Caring for Patients; Caring for Community

Carol ScottMeeting Patients Where They Are

Carol Scott, MD, MSEd, FACEP is a gifted doctor for whom healing goes much deeper than treating and releasing emergency department patients. She’s also passionate about educating her community – and preventing patients from needing her services in the first place.

“My background is in medicine, but I also consider myself an educator, bedside patient advocate and coach.” said Dr. Scott. “I really enjoy listening to understand individual patient’s illness and experiences. This helps me understand how to share their diagnosis and treatment options right at the bedside, in that moment. So, this new project comes very naturally to me.”

This “new project,” recently featured in Washington Post and Baltimore Sun,  isn’t from new work. It’s actually from the culmination of a decade of wellness coaching and a lifetime of dedication to social justice. Ten years ago, Dr. Scott became a certified wellness coach from Wellcoaches, a premiere global company which has a scientific, evidence-based approach to helping people. It begins with meeting people right where they are.

Wellcoaches

“When the pandemic hit in March, I received a phone call from Margaret Moore, who is the CEO and founder of Wellcoaches,” said Dr. Scott. “She was offering pro bono peer wellness coaching skills and training to support communities of color who had been disproportionally impacted by COVID, especially due to pre-existing conditions of heart disease, diabetes, and general lack of access to care,” Dr. Scott explained. “I got to work right away.”

Dr. Scott teamed with her pastor, Rev. Grey Maggiano of the Memorial Episcopal Church in Bolton Hill, and fellow healthcare congregants Shannon McCullough and Karen Mercer to form Kindred Coaches. The idea was to train people to be peer coaches who would encourage community members to manage their health and aid them in navigating the healthcare system.

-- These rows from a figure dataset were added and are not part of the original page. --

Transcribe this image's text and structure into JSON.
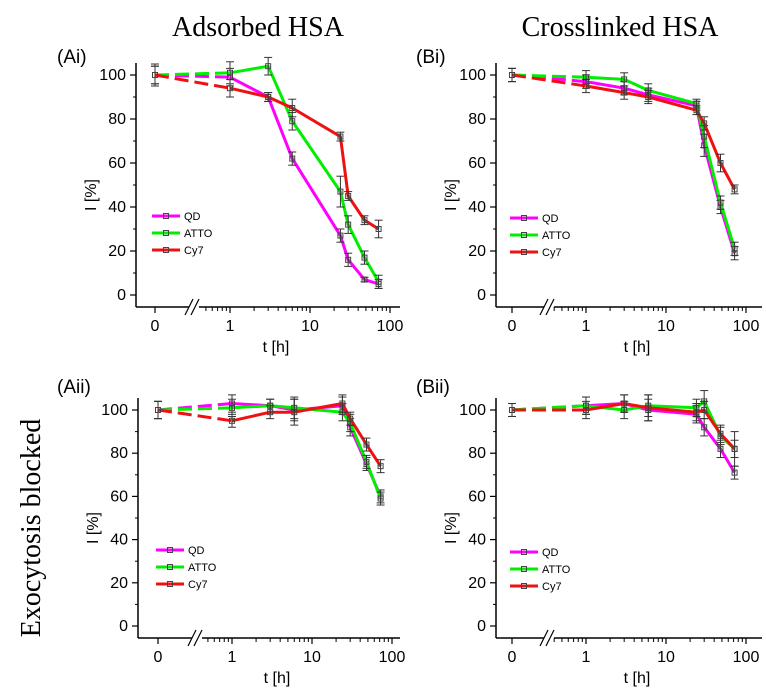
{
  "figure": {
    "column_titles": [
      "Adsorbed HSA",
      "Crosslinked HSA"
    ],
    "row_title": "Exocytosis blocked",
    "colors": {
      "QD": "#ff00ff",
      "ATTO": "#00ee00",
      "Cy7": "#ee1111"
    }
  },
  "chart_data": [
    {
      "type": "line",
      "panel_label": "(Ai)",
      "xlabel": "t [h]",
      "ylabel": "I [%]",
      "xscale": "log with broken axis at 0",
      "x_tick_labels": [
        "0",
        "1",
        "10",
        "100"
      ],
      "y_tick_labels": [
        "0",
        "20",
        "40",
        "60",
        "80",
        "100"
      ],
      "ylim": [
        0,
        110
      ],
      "legend_position": "lower-left",
      "series": [
        {
          "name": "QD",
          "color": "#ff00ff",
          "x": [
            0,
            1,
            3,
            6,
            24,
            30,
            48,
            72
          ],
          "y": [
            100,
            99,
            90,
            62,
            27,
            16,
            7,
            5
          ],
          "err": [
            4,
            4,
            2,
            3,
            3,
            3,
            1,
            2
          ]
        },
        {
          "name": "ATTO",
          "color": "#00ee00",
          "x": [
            0,
            1,
            3,
            6,
            24,
            30,
            48,
            72
          ],
          "y": [
            100,
            101,
            104,
            79,
            47,
            32,
            17,
            6
          ],
          "err": [
            4,
            5,
            4,
            4,
            7,
            4,
            3,
            3
          ]
        },
        {
          "name": "Cy7",
          "color": "#ee1111",
          "x": [
            0,
            1,
            3,
            6,
            24,
            30,
            48,
            72
          ],
          "y": [
            100,
            94,
            90,
            85,
            72,
            45,
            34,
            30
          ],
          "err": [
            5,
            4,
            2,
            4,
            2,
            2,
            2,
            4
          ]
        }
      ]
    },
    {
      "type": "line",
      "panel_label": "(Bi)",
      "xlabel": "t [h]",
      "ylabel": "I [%]",
      "xscale": "log with broken axis at 0",
      "x_tick_labels": [
        "0",
        "1",
        "10",
        "100"
      ],
      "y_tick_labels": [
        "0",
        "20",
        "40",
        "60",
        "80",
        "100"
      ],
      "ylim": [
        0,
        110
      ],
      "legend_position": "lower-left",
      "series": [
        {
          "name": "QD",
          "color": "#ff00ff",
          "x": [
            0,
            1,
            3,
            6,
            24,
            30,
            48,
            72
          ],
          "y": [
            100,
            97,
            94,
            91,
            86,
            68,
            40,
            19
          ],
          "err": [
            3,
            3,
            3,
            3,
            2,
            5,
            3,
            3
          ]
        },
        {
          "name": "ATTO",
          "color": "#00ee00",
          "x": [
            0,
            1,
            3,
            6,
            24,
            30,
            48,
            72
          ],
          "y": [
            100,
            99,
            98,
            93,
            87,
            72,
            42,
            21
          ],
          "err": [
            3,
            3,
            3,
            3,
            2,
            5,
            3,
            3
          ]
        },
        {
          "name": "Cy7",
          "color": "#ee1111",
          "x": [
            0,
            1,
            3,
            6,
            24,
            30,
            48,
            72
          ],
          "y": [
            100,
            95,
            92,
            90,
            84,
            78,
            60,
            48
          ],
          "err": [
            3,
            3,
            3,
            3,
            2,
            3,
            4,
            2
          ]
        }
      ]
    },
    {
      "type": "line",
      "panel_label": "(Aii)",
      "xlabel": "t [h]",
      "ylabel": "I [%]",
      "xscale": "log with broken axis at 0",
      "x_tick_labels": [
        "0",
        "1",
        "10",
        "100"
      ],
      "y_tick_labels": [
        "0",
        "20",
        "40",
        "60",
        "80",
        "100"
      ],
      "ylim": [
        0,
        110
      ],
      "legend_position": "lower-left",
      "series": [
        {
          "name": "QD",
          "color": "#ff00ff",
          "x": [
            0,
            1,
            3,
            6,
            24,
            30,
            48,
            72
          ],
          "y": [
            100,
            103,
            102,
            100,
            102,
            92,
            75,
            60
          ],
          "err": [
            4,
            4,
            3,
            5,
            4,
            4,
            3,
            3
          ]
        },
        {
          "name": "ATTO",
          "color": "#00ee00",
          "x": [
            0,
            1,
            3,
            6,
            24,
            30,
            48,
            72
          ],
          "y": [
            100,
            101,
            102,
            101,
            99,
            94,
            76,
            59
          ],
          "err": [
            4,
            4,
            3,
            5,
            4,
            4,
            3,
            3
          ]
        },
        {
          "name": "Cy7",
          "color": "#ee1111",
          "x": [
            0,
            1,
            3,
            6,
            24,
            30,
            48,
            72
          ],
          "y": [
            100,
            95,
            99,
            99,
            103,
            96,
            84,
            74
          ],
          "err": [
            4,
            3,
            3,
            6,
            4,
            3,
            3,
            3
          ]
        }
      ]
    },
    {
      "type": "line",
      "panel_label": "(Bii)",
      "xlabel": "t [h]",
      "ylabel": "I [%]",
      "xscale": "log with broken axis at 0",
      "x_tick_labels": [
        "0",
        "1",
        "10",
        "100"
      ],
      "y_tick_labels": [
        "0",
        "20",
        "40",
        "60",
        "80",
        "100"
      ],
      "ylim": [
        0,
        110
      ],
      "legend_position": "lower-left",
      "series": [
        {
          "name": "QD",
          "color": "#ff00ff",
          "x": [
            0,
            1,
            3,
            6,
            24,
            30,
            48,
            72
          ],
          "y": [
            100,
            102,
            103,
            100,
            98,
            92,
            82,
            71
          ],
          "err": [
            3,
            4,
            4,
            5,
            4,
            4,
            4,
            3
          ]
        },
        {
          "name": "ATTO",
          "color": "#00ee00",
          "x": [
            0,
            1,
            3,
            6,
            24,
            30,
            48,
            72
          ],
          "y": [
            100,
            102,
            100,
            102,
            101,
            104,
            88,
            82
          ],
          "err": [
            3,
            4,
            4,
            5,
            4,
            5,
            4,
            4
          ]
        },
        {
          "name": "Cy7",
          "color": "#ee1111",
          "x": [
            0,
            1,
            3,
            6,
            24,
            30,
            48,
            72
          ],
          "y": [
            100,
            100,
            103,
            101,
            99,
            100,
            89,
            82
          ],
          "err": [
            3,
            4,
            4,
            6,
            4,
            4,
            4,
            8
          ]
        }
      ]
    }
  ]
}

Though the program is run out of Memorial Episcopal, the peer coaches and those they counsel do not have to be Episcopalian or any religion. However, historically, churches have been a vital gathering place in the community, particularly for people of color. And particularly her church, which is especially prides itself on being justice-focused because of their faith.

Getting Started

Beginning with their first cohort of 25 peer coaches, Dr. Scott brought in subject matter experts in hypertension, nutrition, diabetes and depression/stress to educate the counselors. She designed a set of communication tools that particularly targets people with high morbidity, diabetes, hypertension, and more.

“The coaches begin with a conversation – they discuss with the participant what is important to them, and then they brainstorm together on how to work toward the change the participant desires,” said Dr. Scott.

Recognizing and working through unconscious bias

Another element of the program is educating physicians – particularly frontline emergency physicians– in the issue of implicit or unconscious bias toward any difference of age, gender, sexual orientation, and/or race.

“Implicit and unconscious bias is inevitable in each of us, including physicians,” Dr. Scott said. “And the evidence tells us it contributes to health care disparities and can influence patient experiences – and patient satisfaction scores.”

Scott pointed to research conducted by Lisa A. Cooper MD, who found that physicians who scored high in implicit bias were more likely to dominate conversations with black patients than were those who scored lower in implicit bias, and that black patients trusted them less, had less confidence in them, and rated their quality of care as poorer.[1] Researchers have examined ways that providers may inadvertently demonstrate such bias, including through language. In a study in Social Science & Medicine, Nao Hagiwara, PhD, at Virginia Commonwealth University, and colleagues learned that individual words physicians use can also signal implicit bias. She looked at physicians’ tendency to use first-person plural pronouns such as “we,” “ours” or “us” when interacting with black patients.

Physician Carol ScottThe Way Forward

But, Dr. Scott noted, biases can be changed.

“The way forward is to reach out to those who are particularly vulnerable and at risk, and to   help them to speak up in situations where they or others have been disrespected or felt marginalized,” she said. “I created a strategy called ‘Courageous Conversations for Health Equity’ that asks participants what they are willing to commit to achieve better health, beginning with themselves.” This is the model we are using for Kindred Coaches.

The peer wellness coaching provides participants with empowerment and gives them a script for conversations with their providers. It guides them through sharing their medical history, including their most urgent issues. It also teaches them how to politely interrupt the provider when they feel they are not being listened to – to identify what isn’t true and how to clarify and explain the reasons behind the behaviors.

“I call this component ‘provider-centered conversation’ to complement ‘patient-centered conversations’ which have been proven to be associated with enhanced compliance and adherence to a medical regimen,” Dr. Scott said.

She added that one element she feels particularly good about is teaching the concept of reflecting, or mirroring.

[1] Cooper, Lisa A., et al. “The associations of clinicians’ implicit attitudes about race with medical visit communication and patient ratings of interpersonal care.” American journal of public health 102.5 (2012): 979-987.